Kriegstrommeln werden gerührt
Günter Grass wehrt sich gegen Hetze. Friedensbewegung stellt sich hinter den Autor
Von Arnold Schölzel *
Der Schriftsteller Günter Grass wehrte sich in mehreren Fernsehinterviews am Donnerstag (5. April) gegen die neueste deutsche Propaganda für Krieg. Deren Anlaß war sein am Mittwoch veröffentlichtes Gedicht »Was man sagen muß«, in dem er – in ausdrücklicher Verbundenheit mit Israel – vor einem Erstschlag gegen den Iran warnte. Grass kritisierte außerdem die kürzlich vereinbarte Lieferung eines sechsten deutschen U-Boote an Israel und wies auf die Gefährdung des Weltfriedens hin. Im »tagesthemen«-Interview kritisierte er außerdem die Besatzungspolitik Israels. Einen Widerruf seiner Thesen lehnte er ab.
Zahlreiche Kommentatoren widmeten sich den von ihnen bei Grass vermuteten Motiven, nutzten aber vor allem die Gelegenheit, um den Iran als angeblichen Kriegstreiber anzuprangern. Eine monströse Diffamierungsleistung lieferte am Freitag (6. April) die Kandidatin der Linken zur Bundespräsidentenwahl Beate Klarsfeld ab. Sie zitierte in einer Mitteilung aus einer Hitler-Rede im Jahr 1939 die Formulierung »das internationale Finanzjudentum« und fuhr fort: Wenn man diesen Ausdruck durch »Israel« ersetze, »dann werden wir von dem Blechtrommelspieler die gleiche antisemitische Musik hören.« Ähnlich schrieb der Präsident des Zentralrats der Juden in Deutschland, Dieter Graumann, für Handelsblatt online: »Günter Grass hat zwar die Waffen-SS verlassen. Aber offenbar hat die Judenfeindschaft der Waffen-SS Günter Grass doch niemals verlassen.« Vertreter der Regierungsparteien hielten sich mit Äußerungen zurück, der Grünen-Parlamentarier Volker Beck nannte Grass »uneinsichtig«, der SPD-Außenpolitiker Rolf Mützenich warf ihm »Einseitigkeit« vor. Den Medienlenkern reicht das offensichtlich nicht. So schrieb der Vorstandsvorsitzende des Medienhauses Axel Springer, Mathias Döpfner, in Bild unter dem Titel »Der braune Kern der Zwiebel«, es gehe jetzt nicht mehr darum, was Grass gesagt habe, sondern nur noch, wie die Deutschen darauf reagierten.
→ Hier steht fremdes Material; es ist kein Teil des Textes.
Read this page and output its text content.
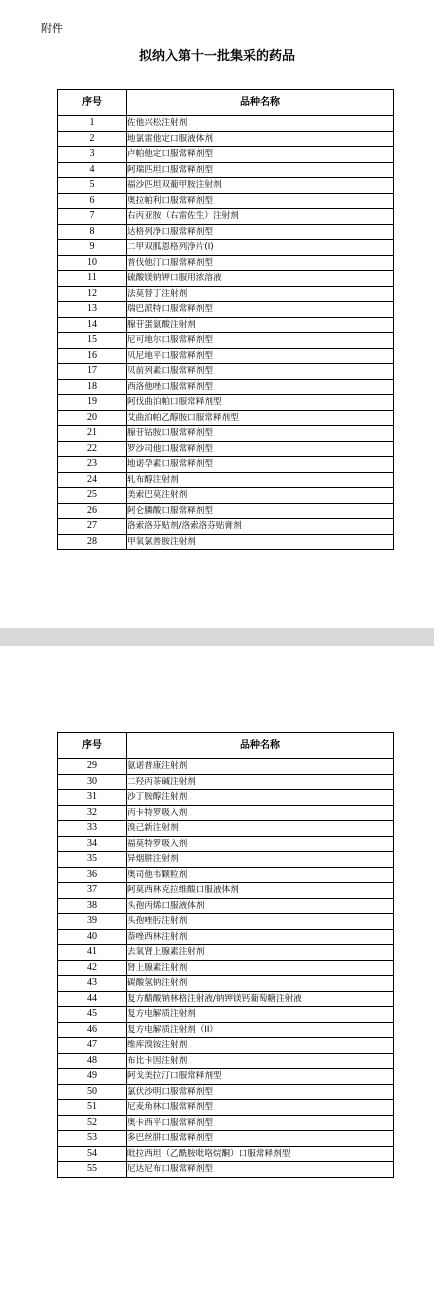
附件
拟纳入第十一批集采的药品
序号	品种名称
1	佐他兴松注射剂
2	地氯雷他定口服液体剂
3	卢帕他定口服常释剂型
4	阿瑞匹坦口服常释剂型
5	福沙匹坦双葡甲胺注射剂
6	奥拉帕利口服常释剂型
7	右丙亚胺（右雷佐生）注射剂
8	达格列净口服常释剂型
9	二甲双胍恩格列净片(I)
10	普伐他汀口服常释剂型
11	硫酸镁钠钾口服用浓溶液
12	法莫替丁注射剂
13	瑞巴派特口服常释剂型
14	腺苷蛋氨酸注射剂
15	尼可地尔口服常释剂型
16	贝尼地平口服常释剂型
17	贝前列素口服常释剂型
18	西洛他唑口服常释剂型
19	阿伐曲泊帕口服常释剂型
20	艾曲泊帕乙醇胺口服常释剂型
21	腺苷钴胺口服常释剂型
22	罗沙司他口服常释剂型
23	地诺孕素口服常释剂型
24	轧布醇注射剂
25	美索巴莫注射剂
26	阿仑膦酸口服常释剂型
27	洛索洛芬贴剂/洛索洛芬贴膏剂
28	甲氧氯普胺注射剂
序号	品种名称
29	氨诺普康注射剂
30	二羟丙茶碱注射剂
31	沙丁胺醇注射剂
32	丙卡特罗吸入剂
33	溴己新注射剂
34	福莫特罗吸入剂
35	异烟肼注射剂
36	奥司他韦颗粒剂
37	阿莫西林克拉维酸口服液体剂
38	头孢丙烯口服液体剂
39	头孢唑肟注射剂
40	萘唑西林注射剂
41	去氧肾上腺素注射剂
42	肾上腺素注射剂
43	碳酸氢钠注射剂
44	复方醋酸钠林格注射液/钠钾镁钙葡萄糖注射液
45	复方电解质注射剂
46	复方电解质注射剂（II）
47	维库溴铵注射剂
48	布比卡因注射剂
49	阿戈美拉汀口服常释剂型
50	氯伏沙明口服常释剂型
51	尼麦角林口服常释剂型
52	奥卡西平口服常释剂型
53	多巴丝肼口服常释剂型
54	吡拉西坦（乙酰胺吡咯烷酮）口服常释剂型
55	尼达尼布口服常释剂型
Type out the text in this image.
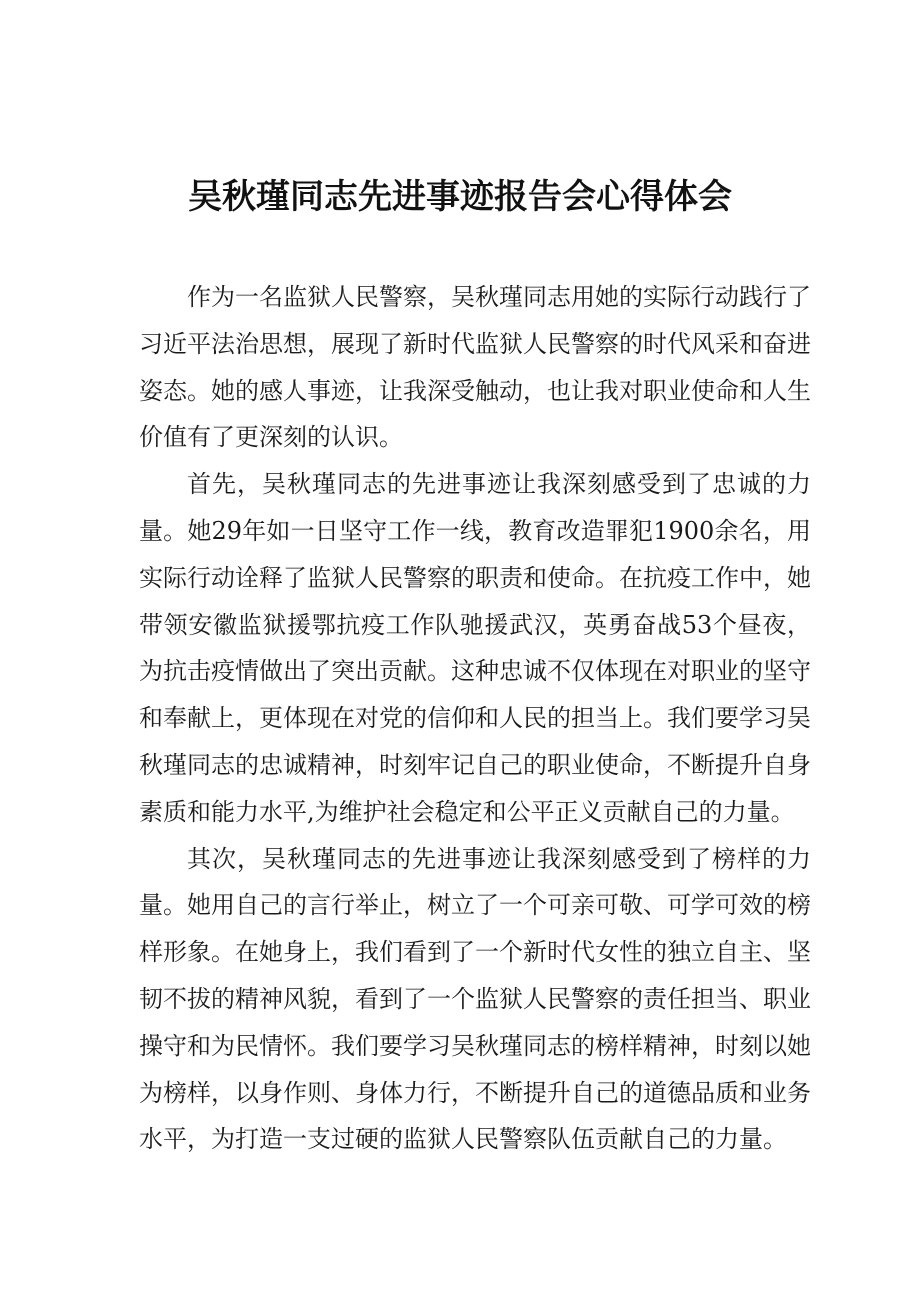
吴秋瑾同志先进事迹报告会心得体会

作为一名监狱人民警察，吴秋瑾同志用她的实际行动践行了习近平法治思想，展现了新时代监狱人民警察的时代风采和奋进姿态。她的感人事迹，让我深受触动，也让我对职业使命和人生价值有了更深刻的认识。

首先，吴秋瑾同志的先进事迹让我深刻感受到了忠诚的力量。她29年如一日坚守工作一线，教育改造罪犯1900余名，用实际行动诠释了监狱人民警察的职责和使命。在抗疫工作中，她带领安徽监狱援鄂抗疫工作队驰援武汉，英勇奋战53个昼夜，为抗击疫情做出了突出贡献。这种忠诚不仅体现在对职业的坚守和奉献上，更体现在对党的信仰和人民的担当上。我们要学习吴秋瑾同志的忠诚精神，时刻牢记自己的职业使命，不断提升自身素质和能力水平,为维护社会稳定和公平正义贡献自己的力量。

其次，吴秋瑾同志的先进事迹让我深刻感受到了榜样的力量。她用自己的言行举止，树立了一个可亲可敬、可学可效的榜样形象。在她身上，我们看到了一个新时代女性的独立自主、坚韧不拔的精神风貌，看到了一个监狱人民警察的责任担当、职业操守和为民情怀。我们要学习吴秋瑾同志的榜样精神，时刻以她为榜样，以身作则、身体力行，不断提升自己的道德品质和业务水平，为打造一支过硬的监狱人民警察队伍贡献自己的力量。
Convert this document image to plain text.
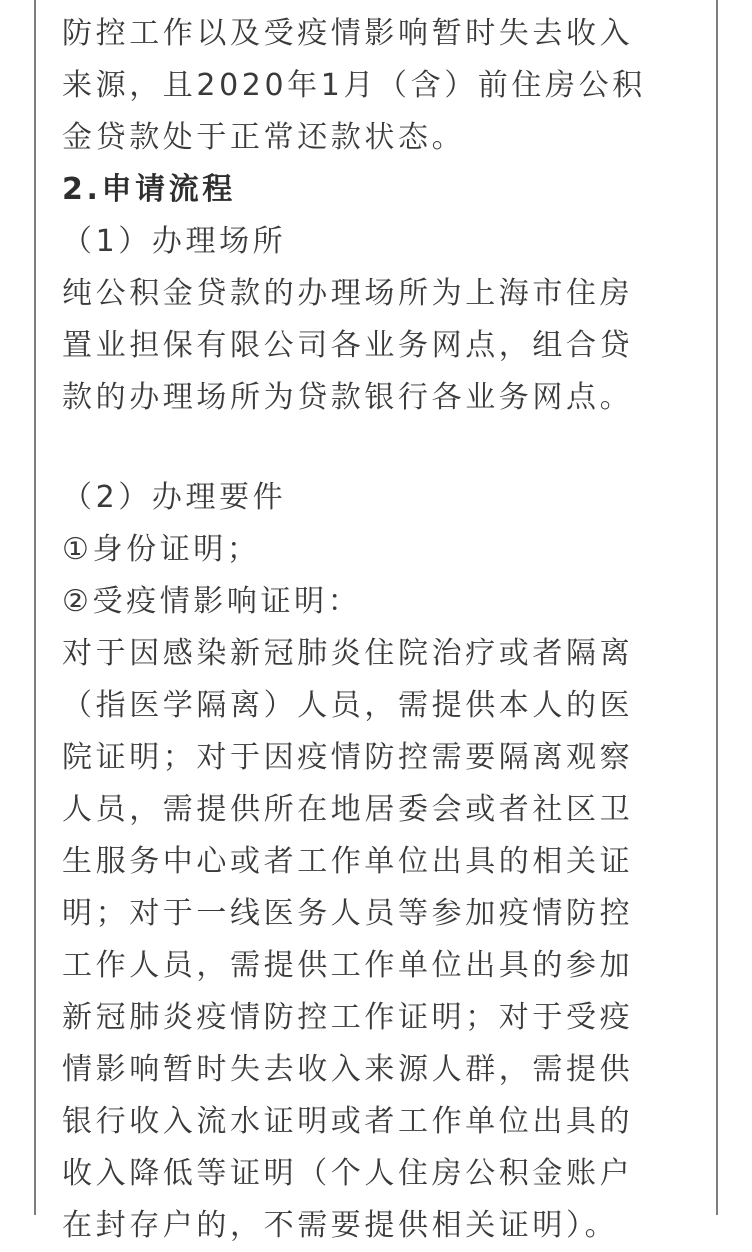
防控工作以及受疫情影响暂时失去收入
来源，且2020年1月（含）前住房公积
金贷款处于正常还款状态。
2.申请流程
（1）办理场所
纯公积金贷款的办理场所为上海市住房
置业担保有限公司各业务网点，组合贷
款的办理场所为贷款银行各业务网点。
（2）办理要件
①身份证明；
②受疫情影响证明：
对于因感染新冠肺炎住院治疗或者隔离
（指医学隔离）人员，需提供本人的医
院证明；对于因疫情防控需要隔离观察
人员，需提供所在地居委会或者社区卫
生服务中心或者工作单位出具的相关证
明；对于一线医务人员等参加疫情防控
工作人员，需提供工作单位出具的参加
新冠肺炎疫情防控工作证明；对于受疫
情影响暂时失去收入来源人群，需提供
银行收入流水证明或者工作单位出具的
收入降低等证明（个人住房公积金账户
在封存户的，不需要提供相关证明）。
Döpfner hatte Ende 2010 den Krieg des Westens gegen das »Weltkalifat« propagiert.
Aufschlußreich für die derzeitige Medienausrichtung erscheint die am Freitag vom Bundestagsabgeordneten Diether Dehm (Die Linke) verbreitete Information, daß eine von ihm in Auftrag gegebene Anzeige mit dem Text »Kein Krieg gegen den Iran!« vom Madsack-Konzern abgelehnt wurde. Selbst das Angebot, nur den Satz Willy Brandts »Krieg ist die ultima irratio« zu zitieren, akzeptierte das vor allem in Niedersachsen tätige Presseunternehmen nicht. Der Linke-Fraktionsvorsitzende im Bundestag, Gregor Gysi, wandte sich mit einem Brief an die Madsack-Führung und fragte darin: »Ist es wirklich in Ihrem Verlag so weit gekommen, daß Warnungen vor Krieg und Werben für den Frieden gegen Ihre verlegerischen bzw. unternehmerischen Absichten verstoßen?«
Vor diesem Hintergrund starteten am Donnerstag (5. April) in Erfurt die diesjährigen Ostermärsche. Der Sprecher der Infostelle Ostermarsch 2012, Willi van Ooyen, äußerte aus Anlaß der Auseinandersetzungen um Grass am Freitag erneut »Sorge über die politische Entwicklung im Nahen und Mittleren Osten.« Er erklärte: »Wir wollen, daß die Menschen in Israel – aber auch in Palästina, im Irak und in Syrien – in Frieden leben können. Krieg und Militarisierung lösen keine Probleme, weder in dieser Region noch sonstwo auf der Welt. Kriegsdrohungen und Kriegsvorbereitungen vergiften die politische Atmosphäre.« Der Sprecher des Bundesausschusses Friedensratschlag, Peter Strutynski, stimmte in einer
Pressemitteilung der »politische(n) Aussage« des Grass-Gedichtes »ausdrücklich« zu.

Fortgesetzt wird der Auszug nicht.